Skid63. That's a horse of a different color. You have some good background and know gears, bearing, races, shims and preloads. I feel better.
For everyone less informed, this is brief and allows for existing mechanical skill and knowledge to know what I am talking about.
You will need to secure the carrier in a stout vice or holding fixture.
The carrier that holds the ring gear is spaced with shims on either side of the carrier. Once the bearing caps are removed, us a pry bar to persuade the carrier out of the housing. It has a preload and won't come out easily. Keep the shims in the same location for a good starting point. Once the carrier is out remove the yoke and drive the pinion gear to the interior of the case to remove it from the front/outer bearing. There is also a shim under the inner bearing on the pinion gear. Be careful not to damage or lose it when removing the bearing. If you are using the same ring and pinion use the same shims in the same locations as a starting point.
If you are using new ring an pinion gears, look for marking on the pinion for a + or - and a number. This is the difference from the base setting to the pinion gear installed. This means if the pinion has a -2 it is .002 less the base spec. The shim would be .002 different than the 0 point. 0 point of pinion depth is found with special tools. But if you track the shim from the old one, you can get by. Compare you new pinion to the old pinion and adjust the shim thickness based on the numbers. If there are no numbers assume 0. I said assume because sometimes the original number was painted instead of stamped, and is gone. If old and new are both 0, or both the same, use the original shim.
When removing the old bearings from the pinion gear, you will see a sleeve between the two bearing inner races. This a preload crush sleeve, and must be replace with a new one. When installing the pinion gear nut, you will set rotational preload in inch pounds. Check the specs. This will require a holding bar or fixture to hold the yoke/pinion gear still while tightening the pinion gear nut. If you overshoot replace the crush sleeve. Backing off won't do it.
The side shims on the carrier need to be redone when replacing the ring and pinion also. Set the carrier in place without the shims. Move the carrier so the ring gear sets at 0 tolerance to the pinion gear. Add shims to the left side (ring gear side) to maintain 0 tol. Now measure the clearance on the right side. Add shims to maintain 0 with not play in the carrier side to side. Now add .008 to the right side. This sets the carrier preload and move the ring away from the pinion to create some backlash. Check the spec for total backlash. Measure it by rotating the carrier with a dial indiator on ring gear tooth.
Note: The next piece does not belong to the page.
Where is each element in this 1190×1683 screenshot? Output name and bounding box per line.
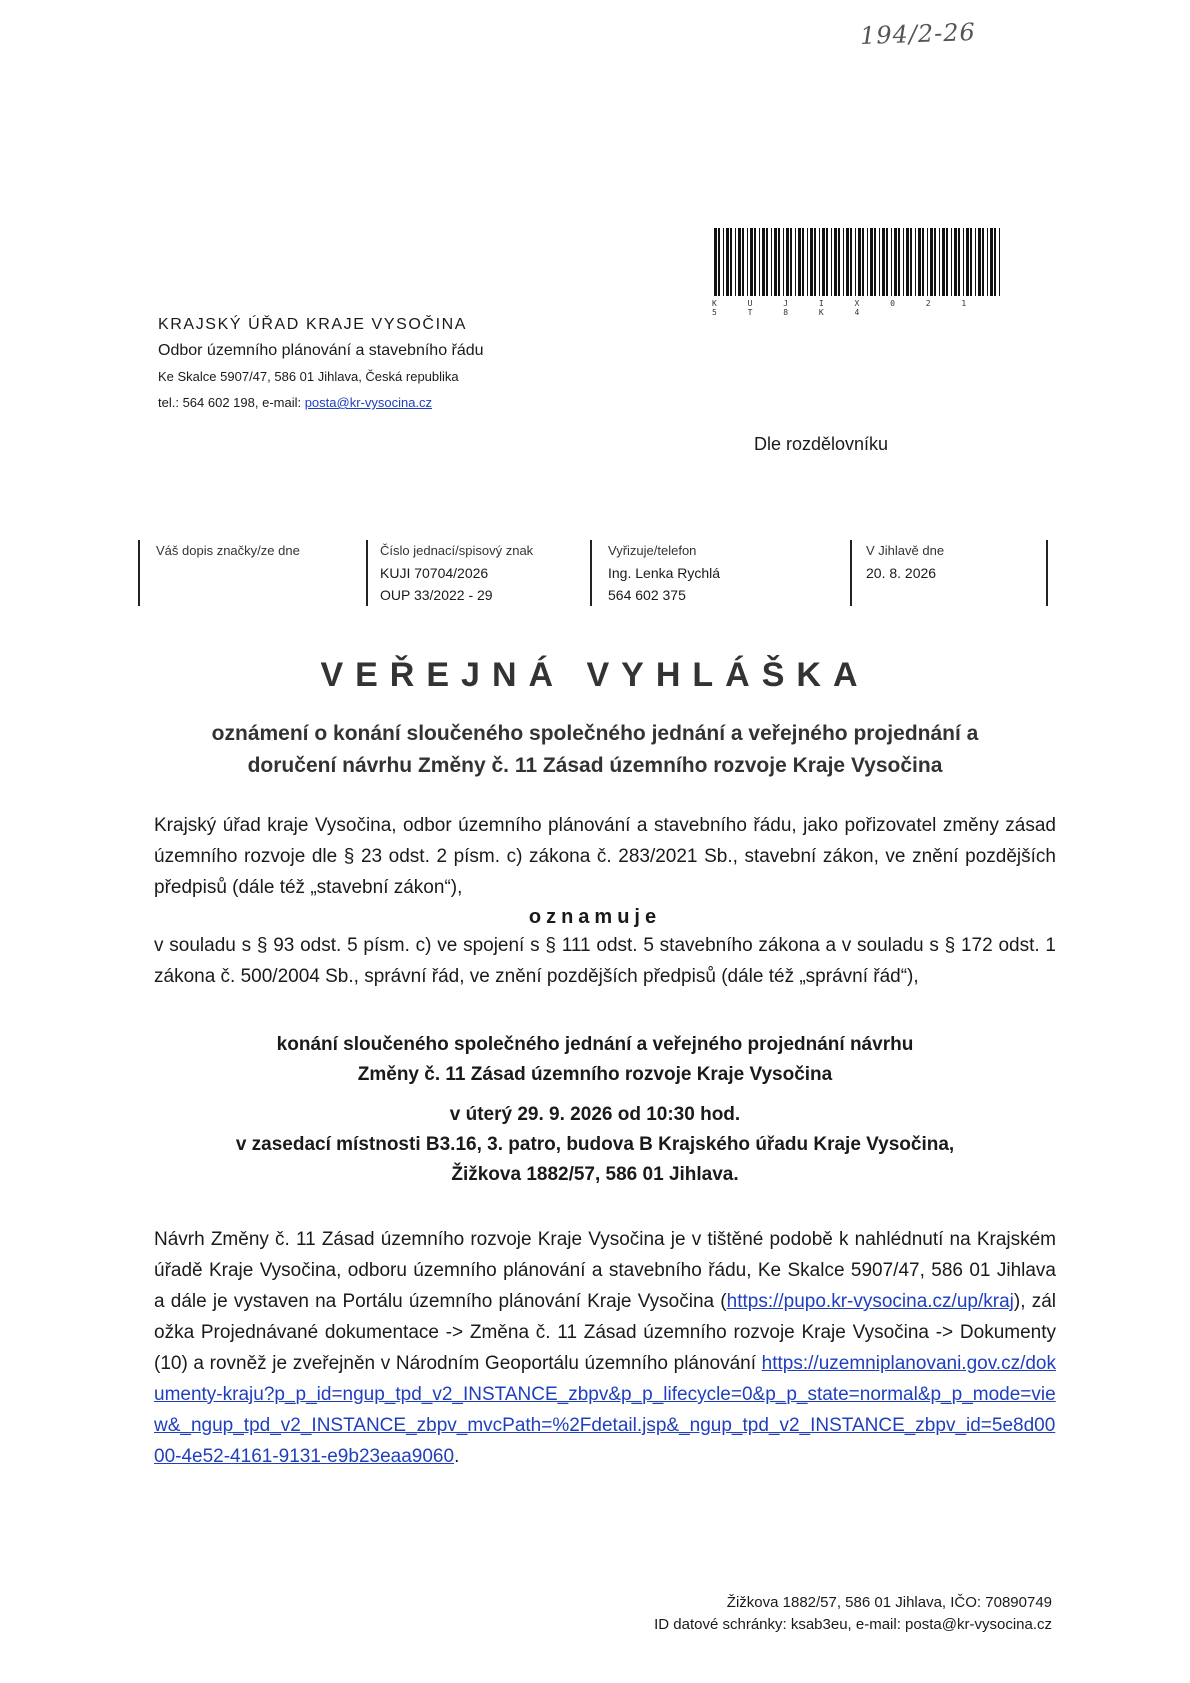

There is a spreader that can be used to spread the housing so you can drop the shims in place. There is also a curved driver to tap them in if the spreader is not available. You can use a soft punch. Just done mushroom the shim and mess up the parallel surface or the bearing will whine and wipe out.
Now use gear marking paint or paste and rotate the ring and pinion several turns. Rotate it in the direction of forward vehicle motion. You want the pattern to be centered on the face of the tooth. Valley to top, and toe to heel.
If the pattern is off you will need to adjust the shims. The pinion shim to adjusts depth. Thicker will run it to the Valley. OR you may need to change carrier side shims to change heel toe position. Be sure to add on one side and subtract the other side to maintain equal preload. There is some influence from any shim is multiple pattern direction, so it may not be simple, but not that bad either. Don't worry about coast side pattern until the drive side is correct. Then the coast side will be good or something is misaligned or bend.
With your knowledge I would recomment a tape from Richmond Gear. It shows ring and pinion install and set up. They used to and may still supply it with new gear sets. Good but not for rookies. It's too brief. There are also some decent books from Summit and Jegs.
I'm fairly sure you have or can get you hands on micrometers, feeler gauges, beam type inch pound torque wrench, foot pound torque wrench, gear mark compound, prybars, and holders to hang on to the pinion. With out the pinion depth measurement tools you may go through a few crush sleeves, but hopefully not more than one or two. You will need to know where you can locate the shims, if needed. It's not likely you will find a pinion depth gauge or case spreader, but you can still do the job.